Ist der Herr Jesus wirklich der eine Gott?
1. Korinther 8,6: „ein Gott … und ein Herr“

John Nelson Darby

© SoundWords, online seit: 14.03.2002, aktualisiert: 11.01.2018

Leitvers: 1. Korinther 8,5.6

1Kor 8,5.6: Denn wenn es anders solche gibt, die Götter genannt werden, sei es im Himmel oder auf Erden (wie es ja viele Götter und viele Herren gibt), so ist doch für uns ein Gott, der Vater, von welchem alle Dinge sind, und wir für ihn, und ein Herr, Jesus Christus, durch welchen alle Dinge sind, und wir durch ihn.

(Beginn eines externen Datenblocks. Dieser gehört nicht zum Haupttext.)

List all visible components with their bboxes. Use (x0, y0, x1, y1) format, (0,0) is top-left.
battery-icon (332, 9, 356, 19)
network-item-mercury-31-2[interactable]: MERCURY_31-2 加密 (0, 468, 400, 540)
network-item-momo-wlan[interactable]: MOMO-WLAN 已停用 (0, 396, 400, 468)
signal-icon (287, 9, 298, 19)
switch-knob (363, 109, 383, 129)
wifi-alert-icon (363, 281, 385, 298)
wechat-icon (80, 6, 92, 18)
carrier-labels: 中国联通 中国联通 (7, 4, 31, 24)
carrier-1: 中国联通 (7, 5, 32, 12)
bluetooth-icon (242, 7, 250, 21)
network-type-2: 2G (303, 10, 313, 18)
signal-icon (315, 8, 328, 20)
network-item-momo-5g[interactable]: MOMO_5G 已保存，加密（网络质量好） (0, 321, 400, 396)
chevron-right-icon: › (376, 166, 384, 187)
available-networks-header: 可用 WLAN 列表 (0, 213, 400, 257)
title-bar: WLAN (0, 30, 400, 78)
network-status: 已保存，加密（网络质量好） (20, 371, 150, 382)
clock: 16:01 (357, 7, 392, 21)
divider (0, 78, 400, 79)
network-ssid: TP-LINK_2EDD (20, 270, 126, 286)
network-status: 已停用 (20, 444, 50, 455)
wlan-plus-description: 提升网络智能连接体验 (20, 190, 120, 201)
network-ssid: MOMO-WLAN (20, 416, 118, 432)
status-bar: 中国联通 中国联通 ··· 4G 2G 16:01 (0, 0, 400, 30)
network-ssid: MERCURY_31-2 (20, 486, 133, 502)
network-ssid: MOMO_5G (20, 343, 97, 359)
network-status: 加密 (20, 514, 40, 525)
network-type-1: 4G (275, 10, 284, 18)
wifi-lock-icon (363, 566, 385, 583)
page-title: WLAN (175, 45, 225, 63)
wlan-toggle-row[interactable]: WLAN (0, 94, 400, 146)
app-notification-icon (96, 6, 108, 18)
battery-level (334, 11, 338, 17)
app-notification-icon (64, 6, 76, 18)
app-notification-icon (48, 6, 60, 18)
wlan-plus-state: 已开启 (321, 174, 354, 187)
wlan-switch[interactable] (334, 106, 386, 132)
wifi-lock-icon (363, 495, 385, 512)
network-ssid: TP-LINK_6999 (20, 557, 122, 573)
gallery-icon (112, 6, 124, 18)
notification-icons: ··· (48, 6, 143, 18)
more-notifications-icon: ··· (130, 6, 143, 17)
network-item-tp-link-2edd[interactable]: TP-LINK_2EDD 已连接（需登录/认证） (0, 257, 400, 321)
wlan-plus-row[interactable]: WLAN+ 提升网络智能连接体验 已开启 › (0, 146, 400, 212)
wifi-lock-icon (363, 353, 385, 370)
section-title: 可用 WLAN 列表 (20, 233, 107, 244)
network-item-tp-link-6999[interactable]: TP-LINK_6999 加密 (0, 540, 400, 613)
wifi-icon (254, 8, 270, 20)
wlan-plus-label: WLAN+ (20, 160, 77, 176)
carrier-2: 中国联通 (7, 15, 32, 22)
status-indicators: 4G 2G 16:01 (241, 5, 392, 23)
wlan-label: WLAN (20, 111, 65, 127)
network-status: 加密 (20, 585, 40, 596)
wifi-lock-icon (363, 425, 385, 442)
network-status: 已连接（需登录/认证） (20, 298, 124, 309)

Im sechsten Vers sieht man klar die unterschiedliche Bedeutung der Wörter „Gott“ und „Herr“. Es handelt sich nicht um die göttliche Natur an sich, sondern um den Platz, den die göttlichen Personen in der sogenannten Haushaltung der Gnade einnehmen. Der Vater bleibt einfach in der Gottheit, aber der Sohn ist ein Mensch geworden, und in seiner Menschheit hat Er den Platz als Herr eingenommen. Wenn ich also spezifisch von Gott rede, rede ich vom Vater. Aber in Bezug auf Christus wird gesagt: „Du sollst seinen Namen Jesus heißen“, d.h., Jahwe ist Rettung. Und der Platz, den Er jetzt als Mensch eingenommen hat, ist der des Herrn: „Gott hat ihn sowohl zum Herrn als auch zum Christus gemacht, diesen Jesus, den ihr gekreuzigt habt.“ Das heißt nicht, dass Er aufgehört hat, Jahwe zu sein, aber Er hat den Platz als Herr eingenommen, während der Vater einfach in der abstrakten Gottheit bleibt.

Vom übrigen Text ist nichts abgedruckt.